4(1 + 11 + 111 + ...............n terms)

= 4 x (9/9)(1 + 11 + 111 + ...............n terms)

= (4/9) (9 + 99 + 999 +...........n terms)

= (4/9) [(10 - 1) + (100 - 1) + (1000 - 1) +...............n terms]

= (4/9) [ (10 + 100 + 1000 + ...........n terms) - (1 + 1 + 1+ .........n terms)]

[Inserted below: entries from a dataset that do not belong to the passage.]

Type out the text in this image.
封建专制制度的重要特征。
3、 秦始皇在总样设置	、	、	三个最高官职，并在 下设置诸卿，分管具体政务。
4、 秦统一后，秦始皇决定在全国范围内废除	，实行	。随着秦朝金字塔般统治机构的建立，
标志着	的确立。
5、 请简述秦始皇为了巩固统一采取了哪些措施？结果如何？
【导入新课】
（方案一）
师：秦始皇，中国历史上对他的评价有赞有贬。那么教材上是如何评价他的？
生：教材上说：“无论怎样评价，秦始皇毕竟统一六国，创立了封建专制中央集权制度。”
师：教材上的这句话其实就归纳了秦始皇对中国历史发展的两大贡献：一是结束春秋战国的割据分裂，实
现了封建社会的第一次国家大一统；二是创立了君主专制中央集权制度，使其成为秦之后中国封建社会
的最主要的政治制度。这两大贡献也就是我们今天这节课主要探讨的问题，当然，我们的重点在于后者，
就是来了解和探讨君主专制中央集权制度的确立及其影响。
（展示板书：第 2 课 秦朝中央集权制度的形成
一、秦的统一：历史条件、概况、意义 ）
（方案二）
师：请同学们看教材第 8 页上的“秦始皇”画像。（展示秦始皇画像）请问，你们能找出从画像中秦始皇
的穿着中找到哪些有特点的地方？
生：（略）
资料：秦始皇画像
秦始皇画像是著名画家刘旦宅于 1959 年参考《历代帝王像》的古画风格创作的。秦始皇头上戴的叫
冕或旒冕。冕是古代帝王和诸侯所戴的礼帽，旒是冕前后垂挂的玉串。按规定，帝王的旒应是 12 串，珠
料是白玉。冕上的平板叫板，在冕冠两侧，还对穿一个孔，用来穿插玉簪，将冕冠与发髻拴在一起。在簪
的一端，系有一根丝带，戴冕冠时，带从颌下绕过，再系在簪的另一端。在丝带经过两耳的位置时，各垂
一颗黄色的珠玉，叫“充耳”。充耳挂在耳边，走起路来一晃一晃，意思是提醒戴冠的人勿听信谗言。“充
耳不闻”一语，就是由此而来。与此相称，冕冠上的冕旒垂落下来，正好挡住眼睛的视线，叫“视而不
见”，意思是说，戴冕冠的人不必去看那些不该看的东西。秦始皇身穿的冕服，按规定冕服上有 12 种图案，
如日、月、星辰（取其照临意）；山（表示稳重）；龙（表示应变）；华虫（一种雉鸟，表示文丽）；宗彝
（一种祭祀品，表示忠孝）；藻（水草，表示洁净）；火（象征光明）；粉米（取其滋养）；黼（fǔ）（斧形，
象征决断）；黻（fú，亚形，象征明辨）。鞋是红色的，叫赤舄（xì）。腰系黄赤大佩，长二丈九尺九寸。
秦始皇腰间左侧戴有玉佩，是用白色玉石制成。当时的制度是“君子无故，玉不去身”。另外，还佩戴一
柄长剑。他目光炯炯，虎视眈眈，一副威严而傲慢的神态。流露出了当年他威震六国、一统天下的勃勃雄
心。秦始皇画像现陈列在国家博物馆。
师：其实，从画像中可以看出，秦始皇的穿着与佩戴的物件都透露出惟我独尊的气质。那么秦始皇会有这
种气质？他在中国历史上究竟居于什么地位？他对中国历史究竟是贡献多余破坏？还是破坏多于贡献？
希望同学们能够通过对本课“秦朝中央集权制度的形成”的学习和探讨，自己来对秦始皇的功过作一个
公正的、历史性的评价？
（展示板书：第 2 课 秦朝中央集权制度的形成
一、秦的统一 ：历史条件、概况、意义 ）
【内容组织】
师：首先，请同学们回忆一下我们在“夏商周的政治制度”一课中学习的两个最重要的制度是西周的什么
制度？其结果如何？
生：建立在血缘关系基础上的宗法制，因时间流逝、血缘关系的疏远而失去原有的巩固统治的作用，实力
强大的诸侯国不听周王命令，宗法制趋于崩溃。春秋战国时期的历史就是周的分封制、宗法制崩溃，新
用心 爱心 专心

= (4/9)[10(10ⁿ - 1)/(10- 1) - n(1)]

= (4/9)[(10/9)(10ⁿ - 1) - n]

Problem 6 :

The sum of first 20 terms of a G.P is 244 times the sum of the first 10 terms. The common ratio is 

(a) ±√3         (b)  ±3       (c)  √3       (d)  None

Solution :

s_n = a(rⁿ - 1)/(r - 1)

s₂₀ = 244 s₁₀

a(r²⁰ - 1)/(r - 1) = 244 a(r¹⁰ - 1)/(r - 1)

(r²⁰ - 1) = 244(r¹⁰ - 1)

(r¹⁰ + 1) (r¹⁰ - 1) = 244 (r¹⁰ - 1)

r¹⁰ + 1 = 244

r¹⁰ = 243

r¹⁰ = 3⁵

r² = 3

r = √3

Problem 7 :

The product of 3 numbers in GP is 729 and the sum of squares is 819, the numbers are 

(a) 9, 3, 27         (b)  27, 3, 9       (c)  3, 9, 27       (d)  None

Solution :

Let a/r, a and ar be three terms.

Product of three terms = 729

(a/r) a (ar) = 729

a3 = 729

a³ = 9³

a = 9

Sum of the squares = 819

(a/r)² + a² + (ar)² = 819

a²(1/r² + 1 + r²) = 819

81(r⁴ + r² + 1)/r² = 819

(r⁴ + r² + 1)/r² = 819/81

(r⁴ + r² + 1)/r² = 91/9

9(r⁴ + r² + 1) = 91r²

Let r² = t

9(t² + t + 1) = 91t

9t² + 9t - 91t + 9 = 0

9t² - 82t + 9 = 0

(9t - 1)(t - 1) = 0

t = 1/9 and t = 1

r² = 1/9 and r = ±1/3

a = 9, ar = 9(1/3), ar² = 9(1/3)²

a = 9, ar = 3, ar² = 1

So, the sequence is 9, 3, 1.

Problem 8 :

Four geometric means between 4 and 972 are 

(a) 12, 36, 108, 324         (b)  12, 24, 108, 320

(c)  10, 36, 108, 320          (d)  None

Solution :

Four geometric means lies between

4, ___, ____, ____, ____, 972

a = 4, ar⁵ = 972

Applying the value of a, we get

r⁵ = 972/4

r5 = 243

r⁵ = 3⁵

r = 3

ar = 4(3) ==> 12

ar² = 4(3)² ==>  36

ar³ = 4(3)³ ==>  108

ar⁴ = 4(3)⁴ ==>  324

So, four geometric means are 12, 36, 108, 324.